A woman's story.

Meet Evarlyne, a 26-year old mother with a rectovaginal fistula that occurred during a difficult labor. Evarlyne came to the MFH/MUST fistula camp with her mother and her daughter, a strong support system, during this difficult time. Evarlyne opens up to tell us about the daily burdens and the immense psychosocial consequences of living with fistula.

“I was all the time ashamed of being in public,” Evarlyne said. “Because wherever people would be coming, I would move myself and was leaking, or if not, it comes out and everybody sees me.”

A sense of shame with each step you take, with each drop of urine or stool that falls to the ground. A sense of fear of public scrutiny that extends from the home to the community to the workplace. This is what it felt like for Evarlyne to have fistula.

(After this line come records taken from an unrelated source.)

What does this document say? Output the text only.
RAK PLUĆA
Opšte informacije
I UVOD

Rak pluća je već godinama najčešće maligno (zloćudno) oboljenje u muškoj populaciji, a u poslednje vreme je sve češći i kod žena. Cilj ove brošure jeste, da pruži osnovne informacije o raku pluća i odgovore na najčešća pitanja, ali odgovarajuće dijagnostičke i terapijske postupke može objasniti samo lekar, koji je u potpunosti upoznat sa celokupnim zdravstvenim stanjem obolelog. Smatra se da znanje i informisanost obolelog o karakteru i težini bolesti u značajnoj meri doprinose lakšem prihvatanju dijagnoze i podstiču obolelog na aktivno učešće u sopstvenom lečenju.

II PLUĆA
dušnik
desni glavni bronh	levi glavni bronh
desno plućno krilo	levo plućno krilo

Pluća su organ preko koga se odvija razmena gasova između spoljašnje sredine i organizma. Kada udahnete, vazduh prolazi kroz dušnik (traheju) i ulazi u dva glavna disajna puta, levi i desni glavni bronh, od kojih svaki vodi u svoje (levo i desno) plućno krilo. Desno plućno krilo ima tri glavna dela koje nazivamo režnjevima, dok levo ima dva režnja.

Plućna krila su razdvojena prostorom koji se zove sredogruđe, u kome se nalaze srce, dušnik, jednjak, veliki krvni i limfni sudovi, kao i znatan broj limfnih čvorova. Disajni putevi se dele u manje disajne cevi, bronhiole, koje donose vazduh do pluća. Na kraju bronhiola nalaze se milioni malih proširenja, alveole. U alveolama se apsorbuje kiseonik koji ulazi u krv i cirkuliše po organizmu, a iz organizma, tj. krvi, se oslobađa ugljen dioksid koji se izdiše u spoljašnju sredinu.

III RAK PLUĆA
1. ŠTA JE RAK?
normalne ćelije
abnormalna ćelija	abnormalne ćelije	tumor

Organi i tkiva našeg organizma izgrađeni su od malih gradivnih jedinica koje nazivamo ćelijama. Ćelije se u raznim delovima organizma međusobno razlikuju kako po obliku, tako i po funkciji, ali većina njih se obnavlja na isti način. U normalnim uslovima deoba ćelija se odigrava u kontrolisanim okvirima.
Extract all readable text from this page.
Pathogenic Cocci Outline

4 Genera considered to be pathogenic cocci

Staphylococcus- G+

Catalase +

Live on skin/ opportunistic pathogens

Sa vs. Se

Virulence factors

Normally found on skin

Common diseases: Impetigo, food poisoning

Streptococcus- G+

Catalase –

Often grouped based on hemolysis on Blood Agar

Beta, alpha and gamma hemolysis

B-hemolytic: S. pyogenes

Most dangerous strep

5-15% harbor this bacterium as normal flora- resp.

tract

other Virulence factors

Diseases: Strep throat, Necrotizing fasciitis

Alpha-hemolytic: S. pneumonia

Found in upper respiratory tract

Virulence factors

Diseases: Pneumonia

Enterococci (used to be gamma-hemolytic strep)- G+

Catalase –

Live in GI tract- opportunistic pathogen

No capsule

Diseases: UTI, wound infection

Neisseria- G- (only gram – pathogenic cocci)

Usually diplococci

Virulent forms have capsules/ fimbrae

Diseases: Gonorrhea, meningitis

However, Evarlyne’s feelings changed when she talks about her surgery. Her sadness and shame turn into hope as she shares her thoughts for the future. “But now I think if this [surgery] is successful, I will now sit with the people comfortably not thinking all the time that my things are coming out/leaking. I am unable to even express how I am feeling [now].” She shakes her head and clasps her hands in gratitude.

Surgical repair for fistula quite literally allows women to re-enter parts of their lives, to access parts of their lives that fistula had stolen from them. MFH believes there is nothing more fundamental than being able to help restore the basic physical and emotional wellbeings of these women, these mothers, these daughters.